= Singular control =

In optimal control, problems of singular control are problems that are difficult to solve because a straightforward application of Pontryagin's minimum principle fails to yield a complete solution. Only a few such problems have been solved, such as Merton's portfolio problem in financial economics or trajectory optimization in aeronautics. A more technical explanation follows.

The most common difficulty in applying Pontryagin's principle arises when the Hamiltonian depends linearly on the control $u$, i.e., is of the form: $H(u)=\phi(x,\lambda,t)u+\cdots$ and the control is restricted to being between an upper and a lower bound: $a\le u(t)\le b$. To minimize $H(u)$, we need to make $u$ as big or as small as possible, depending on the sign of $\phi(x,\lambda,t)$, specifically:

 $$u(t) = \begin{cases} b, & \phi(x,\lambda,t)<0 \\ ?, & \phi(x,\lambda,t)=0 \\ a, & \phi(x,\lambda,t)>0.\end{cases}$$

If $\phi$ is positive at some times, negative at others and is only zero instantaneously, then the solution is straightforward and is a bang-bang control that switches from $b$ to $a$ at times when $\phi$ switches from negative to positive.

The case when $\phi$ remains at zero for a finite length of time $t_1\le t\le t_2$ is called the singular control case. Between $t_1$ and $t_2$ the maximization of the Hamiltonian with respect to $u$ gives us no useful information and the solution in that time interval is going to have to be found from other considerations. One approach is to repeatedly differentiate $\partial H/\partial u$ with respect to time until the control u again explicitly appears, though this is not guaranteed to happen eventually. One can then set that expression to zero and solve for u. This amounts to saying that between $t_1$ and $t_2$ the control $u$ is determined by the requirement that the singularity condition continues to hold.
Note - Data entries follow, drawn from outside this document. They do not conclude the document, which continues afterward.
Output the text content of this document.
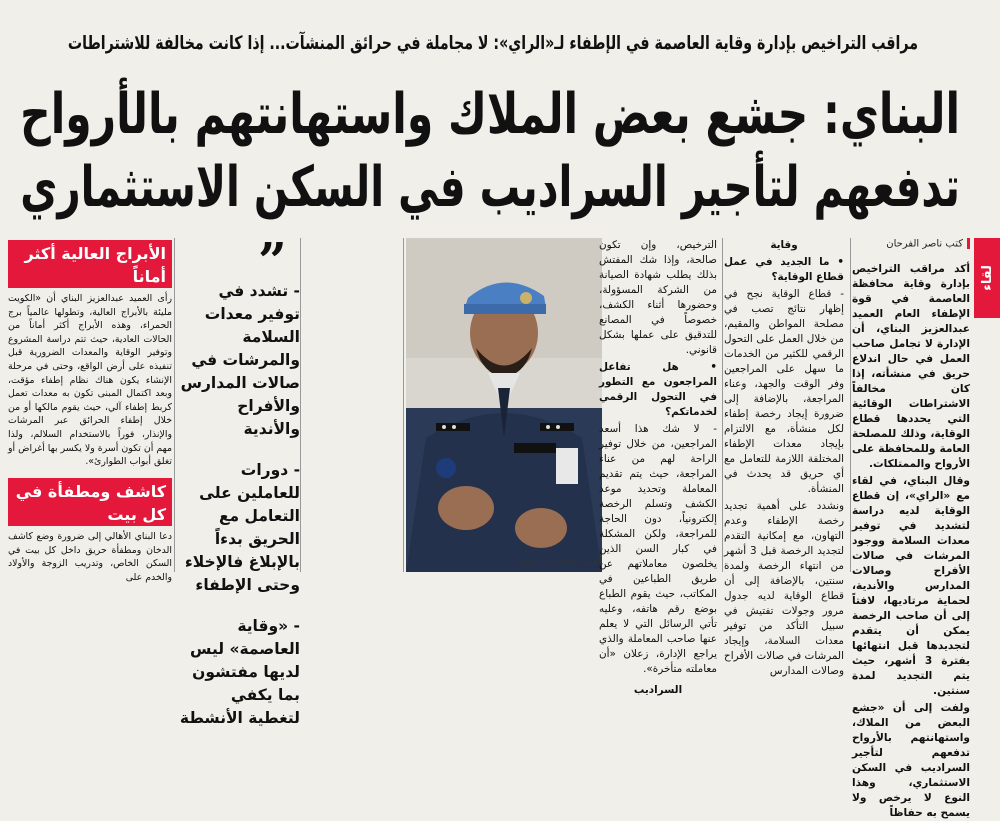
مراقب التراخيص بإدارة وقاية العاصمة في الإطفاء لـ«الراي»: لا مجاملة في حرائق المنشآت... إذا كانت مخالفة للاشتراطات
البناي: جشع بعض الملاك واستهانتهم بالأرواح
تدفعهم لتأجير السراديب في السكن الاستثماري
لقاء
كتب ناصر الفرحان

أكد مراقب التراخيص بإدارة وقاية محافظة العاصمة في قوة الإطفاء العام العميد عبدالعزيز البناي، أن الإدارة لا تجامل صاحب العمل في حال اندلاع حريق في منشأته، إذا كان مخالفاً الاشتراطات الوقائية التي يحددها قطاع الوقاية، وذلك للمصلحة العامة وللمحافظة على الأرواح والممتلكات.

وقال البناي، في لقاء مع «الراي»، إن قطاع الوقاية لديه دراسة لتشديد في توفير معدات السلامة ووجود المرشات في صالات الأفراح وصالات المدارس والأندية، لحماية مرتاديها، لافتاً إلى أن صاحب الرخصة يمكن أن يتقدم لتجديدها قبل انتهائها بفترة 3 أشهر، حيث يتم التجديد لمدة سنتين.

ولفت إلى أن «جشع البعض من الملاك، واستهانتهم بالأرواح تدفعهم لتأجير السراديب في السكن الاستثماري، وهذا النوع لا يرخص ولا يسمح به حفاظاً

وقاية

• ما الجديد في عمل قطاع الوقاية؟

- قطاع الوقاية نجح في إظهار نتائج تصب في مصلحة المواطن والمقيم، من خلال العمل على التحول الرقمي للكثير من الخدمات ما سهل على المراجعين وفر الوقت والجهد، وعناء المراجعة، بالإضافة إلى ضرورة إيجاد رخصة إطفاء لكل منشأة، مع الالتزام بإيجاد معدات الإطفاء المختلفة اللازمة للتعامل مع أي حريق قد يحدث في المنشأة.

ونشدد على أهمية تجديد رخصة الإطفاء وعدم التهاون، مع إمكانية التقدم لتجديد الرخصة قبل 3 أشهر من انتهاء الرخصة ولمدة سنتين، بالإضافة إلى أن قطاع الوقاية لديه جدول مرور وجولات تفتيش في سبيل التأكد من توفير معدات السلامة، وإيجاد المرشات في صالات الأفراح وصالات المدارس

العميد عبدالعزيز البناي

الترخيص، وإن تكون صالحة، وإذا شك المفتش بذلك يطلب شهادة الصيانة من الشركة المسؤولة، وحضورها أثناء الكشف، خصوصاً في المصانع للتدقيق على عملها بشكل قانوني.

• هل تفاعل المراجعون مع التطور في التحول الرقمي لخدماتكم؟

- لا شك هذا أسعد المراجعين، من خلال توفير الراحة لهم من عناء المراجعة، حيث يتم تقديم المعاملة وتحديد موعد الكشف وتسلم الرخصة إلكترونياً، دون الحاجة للمراجعة، ولكن المشكلة في كبار السن الذين يخلصون معاملاتهم عن طريق الطباعين في المكاتب، حيث يقوم الطباع بوضع رقم هاتفه، وعليه تأتي الرسائل التي لا يعلم عنها صاحب المعاملة والذي يراجع الإدارة، زعلان «أن معاملته متأخرة».

السراديب

”

- تشدد في توفير معدات السلامة والمرشات في صالات المدارس والأفراح والأندية

- دورات للعاملين على التعامل مع الحريق بدءاً بالإبلاغ فالإخلاء وحتى الإطفاء

- «وقاية العاصمة» ليس لديها مفتشون بما يكفي لتغطية الأنشطة

الأبراج العالية أكثر أماناً
رأى العميد عبدالعزيز البناي أن «الكويت مليئة بالأبراج العالية، وتطولها عالمياً برج الحمراء، وهذه الأبراج أكثر أماناً من الحالات العادية، حيث تتم دراسة المشروع وتوفير الوقاية والمعدات الضرورية قبل تنفيذه على أرض الواقع، وحتى في مرحلة الإنشاء يكون هناك نظام إطفاء مؤقت، وبعد اكتمال المبنى تكون به معدات تعمل كربط إطفاء آلي، حيث يقوم مالكها أو من خلال إطفاء الحرائق عبر المرشات والإنذار، فوراً بالاستخدام السلالم، ولذا مهم أن تكون أسرة ولا يكسر بها أغراض أو تغلق أبواب الطوارئ».
كاشف ومطفأة في كل بيت
دعا البناي الأهالي إلى ضرورة وضع كاشف الدخان ومطفأة حريق داخل كل بيت في السكن الخاص، وتدريب الزوجة والأولاد والخدم على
The resulting so-called singular arc, if it is optimal, will satisfy the Kelley condition:

$(-1)^k \frac{\partial}{\partial u} \left[ {\left( \frac{d}{dt} \right)}^{2k} H_u \right] \ge 0 ,\, k=0,1,\cdots$

Others refer to this condition as the generalized Legendre–Clebsch condition.

The term bang-singular control refers to a control that has a bang-bang portion as well as a singular portion.